The Hawaii State Department of Health (DOH) has confirmed 500 cases of mumps this year, including twelve (12) reports of complications from mumps infection (e.g., hearing loss, orchitis, etc.). To better arm the public against the ongoing mumps outbreak, DOH is recommending people consider receiving an additional dose of the MMR vaccine as a preventive measure.

“Since March, a steady stream of cases has been occurring, and we are now beginning to see more communities involved in the outbreak,” said State Epidemiologist Dr. Sarah Park. “The disease continues to affect both vaccinated and unvaccinated individuals, which prompted us to review data from our cases and recommend an additional dose of MMR vaccine for those who meet the criteria below.”

To help prevent the spread of mumps, DOH recommends the following persons born in 1957 or later,especially those who live, work, or attend school in crowded conditions, receive a dose of MMR vaccine now: those who received one (1) MMR dose five (5) or more years ago; those who received two (2) MMR doses ten (10) or more years ago; and those with no or unknown vaccination history. In other words, for persons born in 1957 or later:

Number of previous MMR doses Years since last MMR dose Vaccinate Now
2 10 years or more Yes
1 5 years or more Yes
None or unknown Yes


Since children routinely receive their second dose of MMR vaccine before entering kindergarten, the recommendation for the “outbreak MMR dose” applies to adolescents and young adults. University and college students are particularly vulnerable because they live, work, and/or attend school in crowded settings and tend to be in the age group in which most cases have been occurring. Therefore, university students, among other similar groups, are especially encouraged to receive the outbreak MMR dose as per the criteria below.
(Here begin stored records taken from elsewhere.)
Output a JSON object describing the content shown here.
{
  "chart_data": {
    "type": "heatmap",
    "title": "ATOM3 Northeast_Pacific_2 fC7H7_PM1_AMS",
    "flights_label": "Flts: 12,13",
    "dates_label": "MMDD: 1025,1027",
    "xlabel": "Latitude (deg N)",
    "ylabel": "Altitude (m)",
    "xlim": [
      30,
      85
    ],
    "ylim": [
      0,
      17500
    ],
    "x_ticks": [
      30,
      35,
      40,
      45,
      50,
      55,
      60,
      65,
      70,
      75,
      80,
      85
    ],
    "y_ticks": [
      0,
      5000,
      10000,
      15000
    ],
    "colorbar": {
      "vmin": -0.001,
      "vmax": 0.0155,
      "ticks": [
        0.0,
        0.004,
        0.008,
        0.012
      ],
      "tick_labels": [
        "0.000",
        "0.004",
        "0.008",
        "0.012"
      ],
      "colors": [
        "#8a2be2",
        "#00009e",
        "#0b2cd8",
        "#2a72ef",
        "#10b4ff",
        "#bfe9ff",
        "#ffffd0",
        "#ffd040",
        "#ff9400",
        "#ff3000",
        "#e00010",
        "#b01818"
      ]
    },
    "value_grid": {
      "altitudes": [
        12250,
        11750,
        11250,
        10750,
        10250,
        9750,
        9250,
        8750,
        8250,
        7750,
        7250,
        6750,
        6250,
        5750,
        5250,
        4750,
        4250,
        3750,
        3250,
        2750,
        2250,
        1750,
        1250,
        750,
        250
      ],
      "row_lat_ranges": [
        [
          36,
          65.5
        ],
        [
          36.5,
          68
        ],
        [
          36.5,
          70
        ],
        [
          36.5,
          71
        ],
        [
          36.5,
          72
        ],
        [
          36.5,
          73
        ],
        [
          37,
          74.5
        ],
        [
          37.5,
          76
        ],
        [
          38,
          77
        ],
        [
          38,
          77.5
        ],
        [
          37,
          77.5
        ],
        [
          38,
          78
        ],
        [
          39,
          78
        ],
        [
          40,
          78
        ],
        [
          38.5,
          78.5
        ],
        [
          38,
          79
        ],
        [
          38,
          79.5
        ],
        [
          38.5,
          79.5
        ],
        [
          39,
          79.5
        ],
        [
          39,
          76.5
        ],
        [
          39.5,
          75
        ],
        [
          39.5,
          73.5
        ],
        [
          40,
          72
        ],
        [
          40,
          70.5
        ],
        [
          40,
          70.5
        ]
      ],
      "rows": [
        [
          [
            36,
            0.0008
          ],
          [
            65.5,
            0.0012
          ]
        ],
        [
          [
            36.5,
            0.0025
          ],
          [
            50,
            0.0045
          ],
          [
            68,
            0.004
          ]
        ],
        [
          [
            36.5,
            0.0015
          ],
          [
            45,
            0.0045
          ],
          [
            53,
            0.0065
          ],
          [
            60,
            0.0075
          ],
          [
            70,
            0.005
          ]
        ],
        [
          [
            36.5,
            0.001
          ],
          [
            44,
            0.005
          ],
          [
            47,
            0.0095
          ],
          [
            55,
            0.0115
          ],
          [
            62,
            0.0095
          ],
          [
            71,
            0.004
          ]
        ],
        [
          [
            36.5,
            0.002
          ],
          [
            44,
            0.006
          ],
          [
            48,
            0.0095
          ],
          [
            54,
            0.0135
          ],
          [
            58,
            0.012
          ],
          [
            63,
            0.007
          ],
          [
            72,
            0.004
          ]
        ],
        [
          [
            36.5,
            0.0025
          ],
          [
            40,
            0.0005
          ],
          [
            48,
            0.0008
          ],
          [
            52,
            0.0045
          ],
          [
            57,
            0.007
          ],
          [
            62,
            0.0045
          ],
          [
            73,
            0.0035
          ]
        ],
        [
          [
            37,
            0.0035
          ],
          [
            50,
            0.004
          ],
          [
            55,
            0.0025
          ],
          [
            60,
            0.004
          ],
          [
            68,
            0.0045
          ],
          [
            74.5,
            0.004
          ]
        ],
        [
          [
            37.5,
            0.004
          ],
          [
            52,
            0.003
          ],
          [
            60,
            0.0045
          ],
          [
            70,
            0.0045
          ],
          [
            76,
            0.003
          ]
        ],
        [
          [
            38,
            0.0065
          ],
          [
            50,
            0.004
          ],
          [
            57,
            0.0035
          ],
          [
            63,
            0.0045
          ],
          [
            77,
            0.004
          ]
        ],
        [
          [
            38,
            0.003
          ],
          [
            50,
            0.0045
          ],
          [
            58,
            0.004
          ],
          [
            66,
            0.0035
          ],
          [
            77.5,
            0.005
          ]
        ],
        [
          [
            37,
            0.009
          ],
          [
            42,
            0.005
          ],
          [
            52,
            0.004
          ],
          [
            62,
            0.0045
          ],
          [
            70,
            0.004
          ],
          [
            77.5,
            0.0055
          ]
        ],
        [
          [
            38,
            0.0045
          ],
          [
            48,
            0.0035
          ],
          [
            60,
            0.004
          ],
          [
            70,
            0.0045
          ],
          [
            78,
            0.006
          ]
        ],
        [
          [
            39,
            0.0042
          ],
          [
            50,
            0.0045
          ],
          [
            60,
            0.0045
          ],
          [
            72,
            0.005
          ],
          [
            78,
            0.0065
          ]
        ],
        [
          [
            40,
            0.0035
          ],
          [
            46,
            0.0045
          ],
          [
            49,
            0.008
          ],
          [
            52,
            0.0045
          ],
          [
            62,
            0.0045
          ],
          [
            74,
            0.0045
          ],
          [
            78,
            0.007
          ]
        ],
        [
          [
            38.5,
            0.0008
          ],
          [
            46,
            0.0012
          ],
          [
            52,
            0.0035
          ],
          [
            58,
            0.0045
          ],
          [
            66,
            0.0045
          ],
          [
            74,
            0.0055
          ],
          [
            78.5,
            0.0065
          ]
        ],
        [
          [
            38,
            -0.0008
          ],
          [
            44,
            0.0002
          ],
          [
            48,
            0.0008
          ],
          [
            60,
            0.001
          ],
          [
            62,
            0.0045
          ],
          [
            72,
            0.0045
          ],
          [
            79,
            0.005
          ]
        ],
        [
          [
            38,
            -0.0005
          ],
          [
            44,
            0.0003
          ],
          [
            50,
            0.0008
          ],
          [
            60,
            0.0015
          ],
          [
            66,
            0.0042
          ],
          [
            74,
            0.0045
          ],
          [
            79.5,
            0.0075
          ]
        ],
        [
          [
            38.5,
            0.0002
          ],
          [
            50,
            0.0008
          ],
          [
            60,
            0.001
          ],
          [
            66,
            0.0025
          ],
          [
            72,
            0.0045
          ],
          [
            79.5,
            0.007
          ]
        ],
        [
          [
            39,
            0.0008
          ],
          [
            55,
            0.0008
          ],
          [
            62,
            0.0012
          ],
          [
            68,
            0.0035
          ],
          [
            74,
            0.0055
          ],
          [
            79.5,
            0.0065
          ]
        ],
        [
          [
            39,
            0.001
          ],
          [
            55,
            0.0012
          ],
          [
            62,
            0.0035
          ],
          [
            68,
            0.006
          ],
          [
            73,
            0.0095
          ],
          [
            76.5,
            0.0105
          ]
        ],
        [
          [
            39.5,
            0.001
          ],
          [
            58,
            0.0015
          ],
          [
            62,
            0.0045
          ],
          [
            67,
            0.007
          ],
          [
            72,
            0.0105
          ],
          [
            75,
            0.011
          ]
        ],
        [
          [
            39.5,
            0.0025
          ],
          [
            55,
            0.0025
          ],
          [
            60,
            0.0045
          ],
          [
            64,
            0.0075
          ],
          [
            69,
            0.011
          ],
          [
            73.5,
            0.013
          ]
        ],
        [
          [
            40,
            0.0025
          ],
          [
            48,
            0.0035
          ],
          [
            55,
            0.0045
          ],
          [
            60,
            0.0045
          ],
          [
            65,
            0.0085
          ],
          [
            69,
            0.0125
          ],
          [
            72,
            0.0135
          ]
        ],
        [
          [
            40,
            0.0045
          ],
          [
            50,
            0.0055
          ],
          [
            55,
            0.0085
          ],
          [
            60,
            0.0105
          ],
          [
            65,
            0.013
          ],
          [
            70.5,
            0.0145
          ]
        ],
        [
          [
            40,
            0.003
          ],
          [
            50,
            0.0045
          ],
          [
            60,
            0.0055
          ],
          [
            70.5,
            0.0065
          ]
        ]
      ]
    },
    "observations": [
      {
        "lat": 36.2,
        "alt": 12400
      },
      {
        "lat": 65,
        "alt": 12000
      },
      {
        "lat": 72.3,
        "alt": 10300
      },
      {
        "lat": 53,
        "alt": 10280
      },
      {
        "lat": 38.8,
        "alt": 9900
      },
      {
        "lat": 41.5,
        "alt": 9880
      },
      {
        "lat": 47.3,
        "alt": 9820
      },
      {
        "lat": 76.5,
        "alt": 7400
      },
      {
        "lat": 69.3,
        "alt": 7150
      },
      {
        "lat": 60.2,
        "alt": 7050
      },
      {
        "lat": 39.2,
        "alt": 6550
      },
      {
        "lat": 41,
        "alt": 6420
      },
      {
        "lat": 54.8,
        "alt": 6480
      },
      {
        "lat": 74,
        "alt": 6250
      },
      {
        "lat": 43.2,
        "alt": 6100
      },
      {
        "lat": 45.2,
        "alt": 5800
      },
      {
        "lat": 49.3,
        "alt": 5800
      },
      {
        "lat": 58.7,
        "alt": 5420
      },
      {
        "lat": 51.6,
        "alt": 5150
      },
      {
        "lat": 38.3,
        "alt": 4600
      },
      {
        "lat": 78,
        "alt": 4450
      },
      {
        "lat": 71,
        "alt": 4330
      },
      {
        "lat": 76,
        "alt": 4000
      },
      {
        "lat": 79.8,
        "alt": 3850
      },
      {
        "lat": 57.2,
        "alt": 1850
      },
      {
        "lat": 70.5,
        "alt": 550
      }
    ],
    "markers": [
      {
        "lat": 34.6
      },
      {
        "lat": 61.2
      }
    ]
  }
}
Patients suspected or diagnosed with mumps should remain at home to avoid spreading the disease to others. According to Hawaii Administrative Rules 11-156, a person with mumps may not attend school, work, or travel for nine (9) days after the onset of parotitis (swelling of the salivary glands). Those who have been exposed to mumps and are not vaccinated should not attend school, work or travel from day 12 through day 25 after exposure to the virus.

Mumps is spread easily through coughing, sneezing and touching objects or surfaces with unwashed hands. Symptoms include fever, headache, swollen glands in front of the ears or jaw, tiredness and muscle aches.